Il parle alors à un ami d'enfance d'un grand projet de jazz orchestral, une expérience en studio autour d'une fanfare. L'ami approuve, encourage. Il s'appelle Ludovic Bource. Expérimentateur tout terrain, il a arrangé L'Imprudence, d'Alain Bashung, et composé des musiques de films, notamment celle de The Artist, muet en noir et blanc de Michel Hazanavicius, grand succès au dernier festival de Cannes. Sept jours durant, ils enregistrent ensemble - Bource assurant la direction artistique - à Bruxel¬les, dans le studio où officie un fameux ingénieur du son et génial mixeur, Jean Lamoot (Bashung, Salif Keita, Noir Désir, Etienne Daho). Les compagnons de route réguliers de Pédron se mobilisent : le pianiste et claviériste Laurent Coq propose harmonisations et orchestrations, le bassiste Vincent Artaud dirige l'orchestre et le choeur, le guitariste Chris De Pauw lance ses accords multicolores, les deux batteurs Franck Agulhon et Fabrice Moreau concourent au corps-à-corps rythmique. La cinéaste Elise Dutartre filme les sessions, invente la majorette et réalise un vidéoclip emballant (1) .
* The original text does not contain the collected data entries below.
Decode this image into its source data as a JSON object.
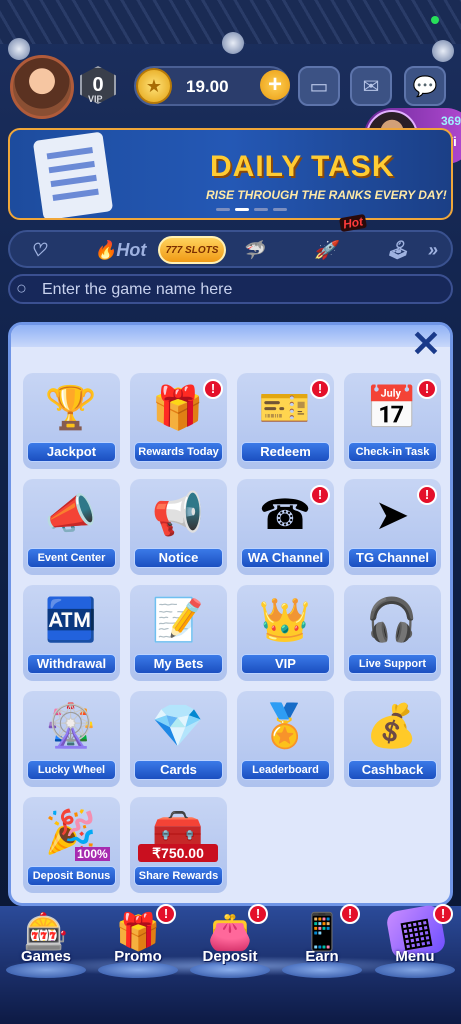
{
  "header": {
    "vip_level": "0",
    "vip_label": "VIP",
    "balance": "19.00",
    "plus_symbol": "+",
    "coin_symbol": "★"
  },
  "winner": {
    "amount": "369",
    "label": "Wi"
  },
  "banner": {
    "title": "DAILY TASK",
    "subtitle": "RISE THROUGH THE RANKS EVERY DAY!"
  },
  "tabs": {
    "hot": "Hot",
    "slots": "777 SLOTS",
    "hot_badge": "Hot"
  },
  "search": {
    "placeholder": "Enter the game name here"
  },
  "menu": {
    "close_symbol": "✕",
    "items": [
      {
        "label": "Jackpot",
        "icon": "trophy-icon",
        "glyph": "🏆",
        "badge": ""
      },
      {
        "label": "Rewards Today",
        "icon": "gift-box-icon",
        "glyph": "🎁",
        "badge": "!"
      },
      {
        "label": "Redeem",
        "icon": "ticket-icon",
        "glyph": "🎫",
        "badge": "!"
      },
      {
        "label": "Check-in Task",
        "icon": "calendar-check-icon",
        "glyph": "📅",
        "badge": "!"
      },
      {
        "label": "Event Center",
        "icon": "megaphone-icon",
        "glyph": "📣",
        "badge": ""
      },
      {
        "label": "Notice",
        "icon": "notice-megaphone-icon",
        "glyph": "📢",
        "badge": ""
      },
      {
        "label": "WA Channel",
        "icon": "whatsapp-icon",
        "glyph": "☎",
        "badge": "!"
      },
      {
        "label": "TG Channel",
        "icon": "telegram-icon",
        "glyph": "➤",
        "badge": "!"
      },
      {
        "label": "Withdrawal",
        "icon": "atm-icon",
        "glyph": "🏧",
        "badge": ""
      },
      {
        "label": "My Bets",
        "icon": "notepad-pen-icon",
        "glyph": "📝",
        "badge": ""
      },
      {
        "label": "VIP",
        "icon": "crown-throne-icon",
        "glyph": "👑",
        "badge": ""
      },
      {
        "label": "Live Support",
        "icon": "support-agent-icon",
        "glyph": "🎧",
        "badge": ""
      },
      {
        "label": "Lucky Wheel",
        "icon": "lucky-wheel-icon",
        "glyph": "🎡",
        "badge": ""
      },
      {
        "label": "Cards",
        "icon": "diamond-card-icon",
        "glyph": "💎",
        "badge": ""
      },
      {
        "label": "Leaderboard",
        "icon": "podium-crown-icon",
        "glyph": "🏅",
        "badge": ""
      },
      {
        "label": "Cashback",
        "icon": "cashback-icon",
        "glyph": "💰",
        "badge": ""
      },
      {
        "label": "Deposit Bonus",
        "icon": "bonus-box-icon",
        "glyph": "🎉",
        "badge": "",
        "extra": "100%"
      },
      {
        "label": "Share Rewards",
        "icon": "treasure-chest-icon",
        "glyph": "🧰",
        "badge": "",
        "amount": "₹750.00"
      }
    ]
  },
  "bottom_nav": [
    {
      "label": "Games",
      "icon": "slot-machine-icon",
      "glyph": "🎰",
      "badge": ""
    },
    {
      "label": "Promo",
      "icon": "gift-icon",
      "glyph": "🎁",
      "badge": "!"
    },
    {
      "label": "Deposit",
      "icon": "wallet-icon",
      "glyph": "👛",
      "badge": "!"
    },
    {
      "label": "Earn",
      "icon": "phone-coins-icon",
      "glyph": "📱",
      "badge": "!"
    },
    {
      "label": "Menu",
      "icon": "menu-cube-icon",
      "glyph": "▦",
      "badge": "!"
    }
  ]
}
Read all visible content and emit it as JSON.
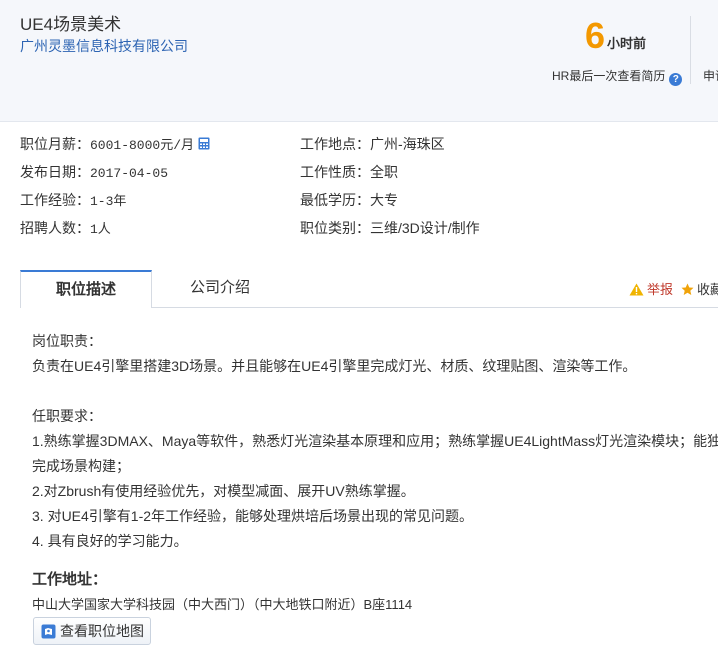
{
  "header": {
    "job_title": "UE4场景美术",
    "company": "广州灵墨信息科技有限公司",
    "hr_number": "6",
    "hr_unit": "小时前",
    "hr_desc": "HR最后一次查看简历",
    "apply_partial": "申请"
  },
  "info": {
    "salary_label": "职位月薪：",
    "salary_value": "6001-8000元/月",
    "date_label": "发布日期：",
    "date_value": "2017-04-05",
    "exp_label": "工作经验：",
    "exp_value": "1-3年",
    "count_label": "招聘人数：",
    "count_value": "1人",
    "loc_label": "工作地点：",
    "loc_value": "广州-海珠区",
    "nature_label": "工作性质：",
    "nature_value": "全职",
    "edu_label": "最低学历：",
    "edu_value": "大专",
    "cat_label": "职位类别：",
    "cat_value": "三维/3D设计/制作"
  },
  "tabs": {
    "active": "职位描述",
    "second": "公司介绍",
    "report": "举报",
    "collect": "收藏"
  },
  "description": {
    "duty_title": "岗位职责：",
    "duty_line": "负责在UE4引擎里搭建3D场景。并且能够在UE4引擎里完成灯光、材质、纹理贴图、渲染等工作。",
    "req_title": "任职要求：",
    "req1a": "1.熟练掌握3DMAX、Maya等软件，熟悉灯光渲染基本原理和应用；熟练掌握UE4LightMass灯光渲染模块；能独立",
    "req1b": "完成场景构建；",
    "req2": "2.对Zbrush有使用经验优先，对模型减面、展开UV熟练掌握。",
    "req3": "3. 对UE4引擎有1-2年工作经验，能够处理烘培后场景出现的常见问题。",
    "req4": "4. 具有良好的学习能力。"
  },
  "address": {
    "title": "工作地址：",
    "value": "中山大学国家大学科技园（中大西门）（中大地铁口附近）B座1114",
    "map_button": "查看职位地图"
  },
  "colors": {
    "accent_blue": "#3a7bd5",
    "hr_orange": "#f39800",
    "company_blue": "#2d64b3",
    "report_red": "#c0392b"
  }
}
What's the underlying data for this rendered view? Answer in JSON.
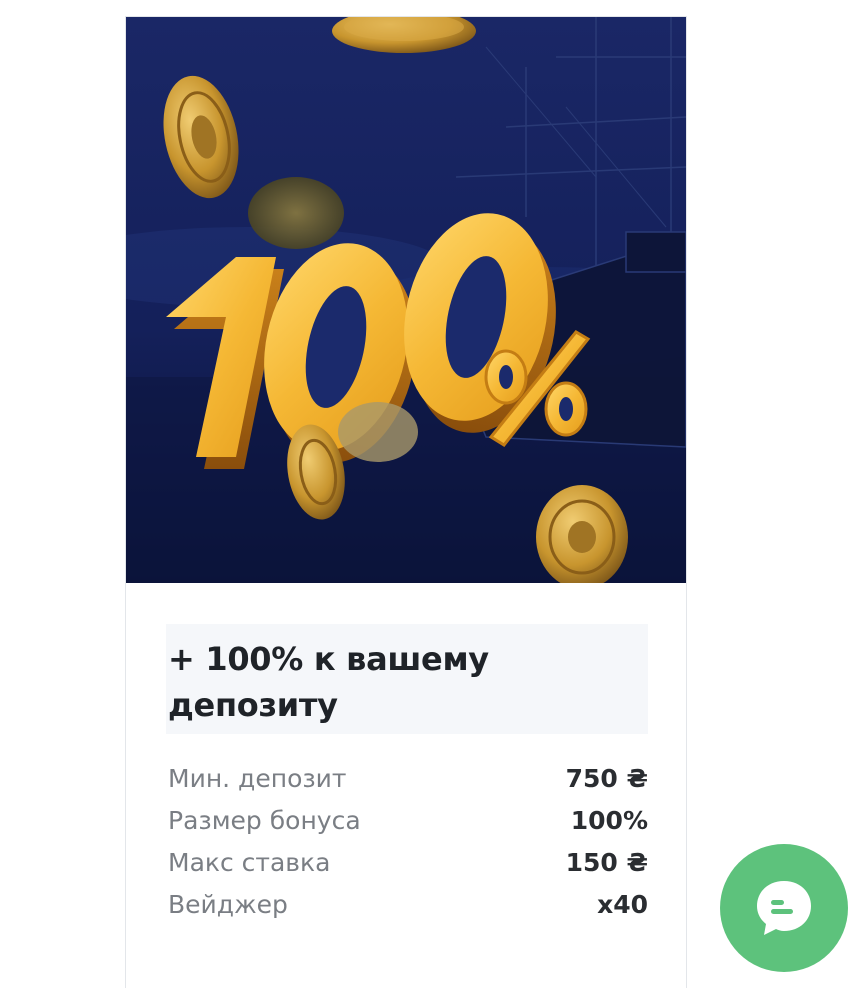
{
  "banner": {
    "headline_graphic": "100%",
    "icon": "coins-ship-banner-image"
  },
  "offer": {
    "title": "+ 100% к вашему депозиту",
    "rows": [
      {
        "label": "Мин. депозит",
        "value": "750 ₴"
      },
      {
        "label": "Размер бонуса",
        "value": "100%"
      },
      {
        "label": "Макс ставка",
        "value": "150 ₴"
      },
      {
        "label": "Вейджер",
        "value": "x40"
      }
    ]
  },
  "chat": {
    "icon": "chat-bubble-icon",
    "color": "#5dc27c"
  },
  "colors": {
    "banner_bg": "#15215a",
    "gold": "#f2b73a",
    "title_bg": "#f5f7fa"
  }
}
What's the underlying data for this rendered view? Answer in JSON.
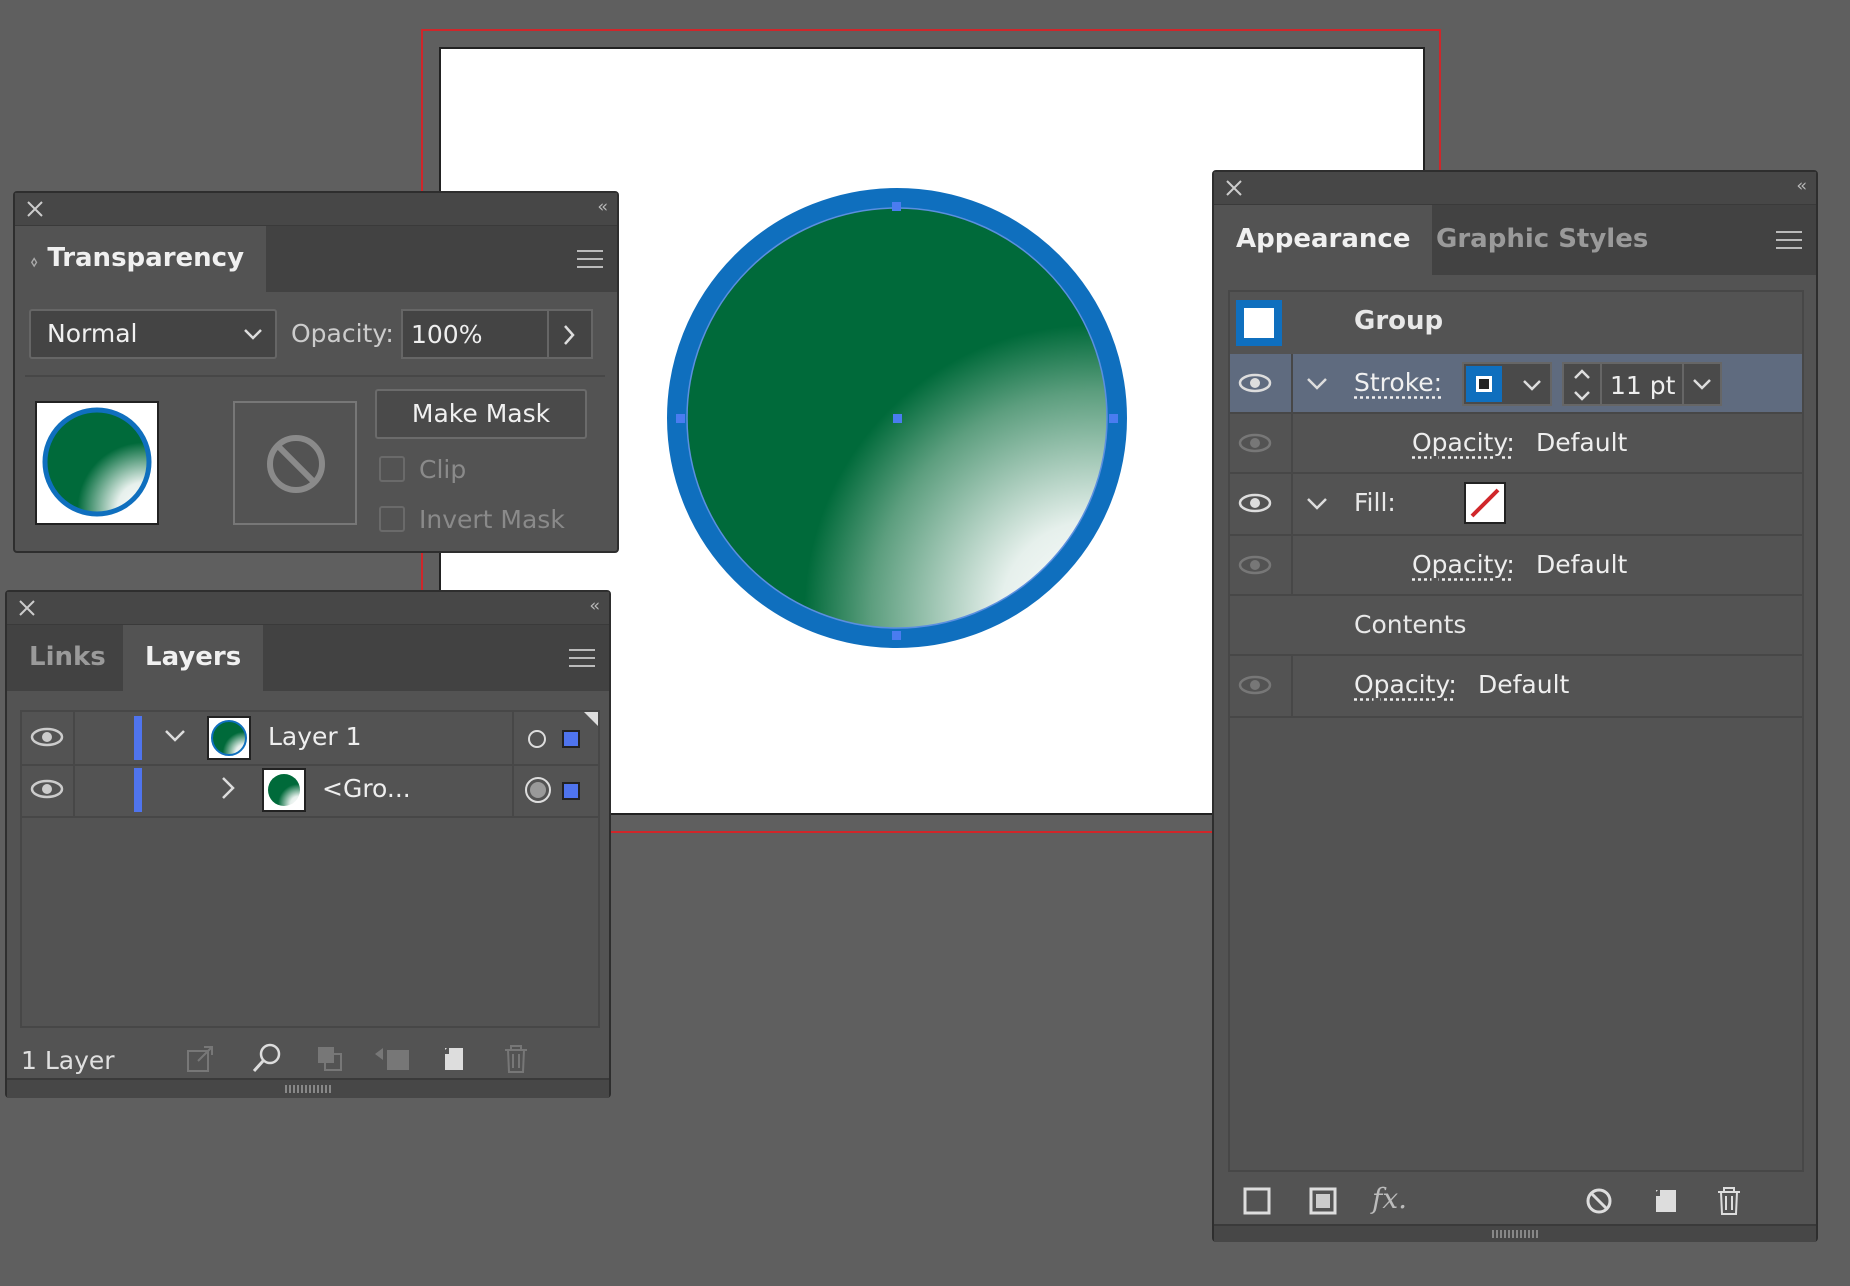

Tel est donc le générique de cette oeuvre collective où chacun a livré profusion d'idées, Pierrick Pédron restant le metteur en scène et interprète prin¬cipal de ses compositions. A présent, à nous de jouer : écoutons, faisons le noir en nous, déployons l'écran blanc et inventons à notre tour la cheerleader qui défile dans un coin de notre tête. Nous sourirons, frémirons de joie, pleurerons peut-être à l'écoute de ce dis¬que magnifique.

Michel Contat
Telerama n° 3220 - 01 octobre 2011
Dernier album : "Cheerleaders" sortie en Septembre 2011 chez ACT.